Sharp finishing from first Danny Ings and then Pierre-Emile Højbjerg in added time gave Mark Hughes respite after a winless August. Zaha, meanwhile, was missing after the talismanic forward suffered a groin strain in training on Friday. There is perhaps no single player more important to any Premier League club, and Palace remains winless without the forward since September 2016. Southampton deservedly won their first three points of the season as they capitalised on the surprise absence of Wilfried Zaha to turn Crystal Palace over.
The pain of losing Zaha was only compounded by a profligate performance by Christian Benteke. Expected to stand up in his strike partner’s absence, the Belgian only floundered in the spotlight. He missed three standout chances, including one free header from barely six yards out.
Southampton may have sensed uncertainty in the hosts at a quiet Selhurst Park, notably shorn of the flags that used to dominate the Holmesdale end. With only a point to their name ahead of this fixture, Mark Hughes named an unchanged side to the one that was edged out at home by Leicester and they crafted three first-half openings.
The best of them came on the half hour when Ings juggled the ball to create room on the edge of the box and hit a sweet volley that was kept out of the goal by his own strike partner, Shane Long. Wayne Hennessey also tipped two long-range efforts from Højbjerg over the bar.
Ings opened the scoring within moments of the restart. The on-loan Liverpool forward has played as well as anyone in Hughes’s side since arriving on deadline day. When Cédric Soares hit a cross from the halfway line in the 47th minute he was alive to it. The Palace centre halves Mamadou Sakho and Martin Kelly were not. After Long had run a diversion, the ball drifted past both defenders and Ings poked home under Hennessey for his second goal of the season.
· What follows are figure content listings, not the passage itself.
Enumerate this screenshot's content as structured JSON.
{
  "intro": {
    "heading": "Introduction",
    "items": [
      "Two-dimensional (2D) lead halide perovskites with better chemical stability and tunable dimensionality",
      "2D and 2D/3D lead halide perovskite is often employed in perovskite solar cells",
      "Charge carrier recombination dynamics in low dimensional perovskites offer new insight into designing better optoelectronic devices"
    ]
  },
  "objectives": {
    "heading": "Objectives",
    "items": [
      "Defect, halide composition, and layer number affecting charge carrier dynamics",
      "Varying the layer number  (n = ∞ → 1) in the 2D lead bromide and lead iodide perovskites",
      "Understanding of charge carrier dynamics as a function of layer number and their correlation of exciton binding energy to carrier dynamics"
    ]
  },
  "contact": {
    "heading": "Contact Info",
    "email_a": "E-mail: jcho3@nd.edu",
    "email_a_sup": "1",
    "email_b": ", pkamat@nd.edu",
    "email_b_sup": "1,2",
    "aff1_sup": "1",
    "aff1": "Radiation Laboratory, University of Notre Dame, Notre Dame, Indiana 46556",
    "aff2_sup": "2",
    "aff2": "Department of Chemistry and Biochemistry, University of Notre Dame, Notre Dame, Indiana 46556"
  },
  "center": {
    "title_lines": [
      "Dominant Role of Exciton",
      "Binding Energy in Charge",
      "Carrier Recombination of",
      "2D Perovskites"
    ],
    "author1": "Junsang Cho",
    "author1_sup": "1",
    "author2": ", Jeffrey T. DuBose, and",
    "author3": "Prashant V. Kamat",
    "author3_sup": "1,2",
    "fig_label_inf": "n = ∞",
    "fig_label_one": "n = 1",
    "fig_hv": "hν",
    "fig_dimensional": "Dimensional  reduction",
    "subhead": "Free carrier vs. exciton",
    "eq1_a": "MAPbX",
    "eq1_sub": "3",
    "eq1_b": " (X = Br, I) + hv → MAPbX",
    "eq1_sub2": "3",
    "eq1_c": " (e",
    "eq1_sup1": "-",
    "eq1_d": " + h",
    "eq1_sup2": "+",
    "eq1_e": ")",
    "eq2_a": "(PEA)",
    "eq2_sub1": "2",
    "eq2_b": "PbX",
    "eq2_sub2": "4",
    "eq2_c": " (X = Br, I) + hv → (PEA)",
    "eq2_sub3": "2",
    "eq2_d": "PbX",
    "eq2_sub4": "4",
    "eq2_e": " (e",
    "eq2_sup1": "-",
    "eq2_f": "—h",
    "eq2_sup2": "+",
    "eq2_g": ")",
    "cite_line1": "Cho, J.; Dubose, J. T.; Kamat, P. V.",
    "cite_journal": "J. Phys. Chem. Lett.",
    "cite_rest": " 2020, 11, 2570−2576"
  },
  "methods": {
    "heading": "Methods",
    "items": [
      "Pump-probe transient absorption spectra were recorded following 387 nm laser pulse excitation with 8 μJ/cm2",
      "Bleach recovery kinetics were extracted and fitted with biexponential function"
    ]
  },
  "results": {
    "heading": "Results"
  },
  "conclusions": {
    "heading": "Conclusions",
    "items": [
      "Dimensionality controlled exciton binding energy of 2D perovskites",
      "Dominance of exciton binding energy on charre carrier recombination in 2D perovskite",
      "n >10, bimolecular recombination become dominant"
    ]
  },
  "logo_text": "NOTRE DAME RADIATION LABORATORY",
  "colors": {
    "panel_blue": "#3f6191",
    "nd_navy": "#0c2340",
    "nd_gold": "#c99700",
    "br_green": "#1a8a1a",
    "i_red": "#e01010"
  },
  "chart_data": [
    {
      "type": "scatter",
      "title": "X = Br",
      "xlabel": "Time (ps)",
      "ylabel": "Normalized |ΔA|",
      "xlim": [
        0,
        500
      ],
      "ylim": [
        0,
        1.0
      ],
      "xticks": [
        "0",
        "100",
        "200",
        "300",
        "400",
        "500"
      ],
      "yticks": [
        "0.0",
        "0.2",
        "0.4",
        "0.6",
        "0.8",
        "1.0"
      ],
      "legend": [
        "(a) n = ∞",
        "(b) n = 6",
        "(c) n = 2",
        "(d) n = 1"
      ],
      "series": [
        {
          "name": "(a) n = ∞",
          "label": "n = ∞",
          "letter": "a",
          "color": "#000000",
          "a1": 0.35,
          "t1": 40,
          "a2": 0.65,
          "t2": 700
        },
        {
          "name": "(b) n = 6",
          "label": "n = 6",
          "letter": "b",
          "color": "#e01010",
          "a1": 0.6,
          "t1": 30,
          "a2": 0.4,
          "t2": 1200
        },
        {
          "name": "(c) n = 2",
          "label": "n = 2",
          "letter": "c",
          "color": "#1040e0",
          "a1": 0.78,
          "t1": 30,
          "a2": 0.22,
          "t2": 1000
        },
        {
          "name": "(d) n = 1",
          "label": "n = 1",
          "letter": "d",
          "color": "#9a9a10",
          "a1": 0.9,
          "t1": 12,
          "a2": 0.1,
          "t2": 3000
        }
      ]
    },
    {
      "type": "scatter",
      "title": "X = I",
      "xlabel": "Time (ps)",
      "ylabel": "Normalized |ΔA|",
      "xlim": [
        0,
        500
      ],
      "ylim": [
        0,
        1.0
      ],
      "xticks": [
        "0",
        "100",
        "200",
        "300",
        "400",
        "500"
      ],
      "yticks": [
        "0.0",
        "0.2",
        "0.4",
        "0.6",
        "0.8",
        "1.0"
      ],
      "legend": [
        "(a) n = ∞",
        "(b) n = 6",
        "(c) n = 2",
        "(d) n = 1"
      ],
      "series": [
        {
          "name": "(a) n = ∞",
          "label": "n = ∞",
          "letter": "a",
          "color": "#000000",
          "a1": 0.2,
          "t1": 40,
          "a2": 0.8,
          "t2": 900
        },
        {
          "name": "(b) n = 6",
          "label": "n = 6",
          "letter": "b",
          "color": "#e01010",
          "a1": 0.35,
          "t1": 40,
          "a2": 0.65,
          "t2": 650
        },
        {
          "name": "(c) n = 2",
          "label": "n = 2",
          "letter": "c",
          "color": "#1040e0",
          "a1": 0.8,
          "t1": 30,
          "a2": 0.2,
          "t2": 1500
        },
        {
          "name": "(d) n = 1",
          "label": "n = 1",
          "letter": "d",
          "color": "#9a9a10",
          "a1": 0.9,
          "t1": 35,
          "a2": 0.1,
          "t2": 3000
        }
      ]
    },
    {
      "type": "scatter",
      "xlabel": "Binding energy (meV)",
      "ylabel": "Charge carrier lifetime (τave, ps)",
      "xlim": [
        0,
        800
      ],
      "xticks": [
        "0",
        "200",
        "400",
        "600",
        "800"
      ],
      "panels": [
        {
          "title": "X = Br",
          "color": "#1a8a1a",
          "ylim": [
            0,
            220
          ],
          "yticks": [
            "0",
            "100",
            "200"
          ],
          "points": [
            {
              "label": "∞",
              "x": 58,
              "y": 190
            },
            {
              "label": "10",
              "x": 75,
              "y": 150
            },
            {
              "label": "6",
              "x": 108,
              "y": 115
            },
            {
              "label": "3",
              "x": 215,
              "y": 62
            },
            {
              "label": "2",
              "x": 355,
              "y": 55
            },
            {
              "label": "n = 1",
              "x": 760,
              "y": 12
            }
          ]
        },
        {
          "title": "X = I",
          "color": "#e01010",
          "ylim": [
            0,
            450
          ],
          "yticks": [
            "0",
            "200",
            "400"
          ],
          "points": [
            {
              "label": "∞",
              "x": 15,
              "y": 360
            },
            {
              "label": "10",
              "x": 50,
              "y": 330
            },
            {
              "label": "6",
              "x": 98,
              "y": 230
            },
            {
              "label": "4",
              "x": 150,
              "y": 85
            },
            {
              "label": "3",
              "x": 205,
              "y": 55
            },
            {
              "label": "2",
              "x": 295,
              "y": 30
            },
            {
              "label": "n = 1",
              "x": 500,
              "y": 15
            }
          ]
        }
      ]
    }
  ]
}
Palace needed a response. McArthur curled a sweet strike on to the bar in the 55th minute. Seven minutes later and the hosts created their best chance of the match with Benteke sent clear on Alex McCarthy. It was the Belgian’s first big moment of the day and he drove his shot into the goalkeeper’s legs.
Moments later, Long hobbled off for Southampton and was replaced by Charlie Austin. Seconds after coming on, the substitute had won a penalty. The visitors had overwhelmed Palace in the left-back position and Soares’s cross flew right across the goal. Austin, standing at the back post, poked off a shot and Aaron Wan-Bissaka bent over to block it with his hand. It was a definite handball and earned the young full-back, who was just back from suspension, a yellow card. Austin went to take the kick himself but blew it, his tame effort straight down the centre of goal was saved by Hennessey’s feet.
The ball was barely under control again before Saints had another good opportunity, but Hennessey first saved a shot from Nathan Redmond, then saw winger Mohamed Elyounoussi turn the rebound on to the bar.
As the match reached its dying moments Palace threw caution to the wind and twice Benteke should have scored. First, he placed a header well over after a Luka Milivojevic corner and then, with just seconds of normal time remaining, he found himself unmarked on the edge of the six-yard area and, in receipt of a cross from Wan-Bissaka, he placed his header straight at McCarthy.
With the game running into six minutes of added time, Saints hit Palace on the counter. Substitute Matt Targett created the chance, drifting a ball from the left behind a high Palace rearguard. Højbjerg advanced on to it and made certain with his finish.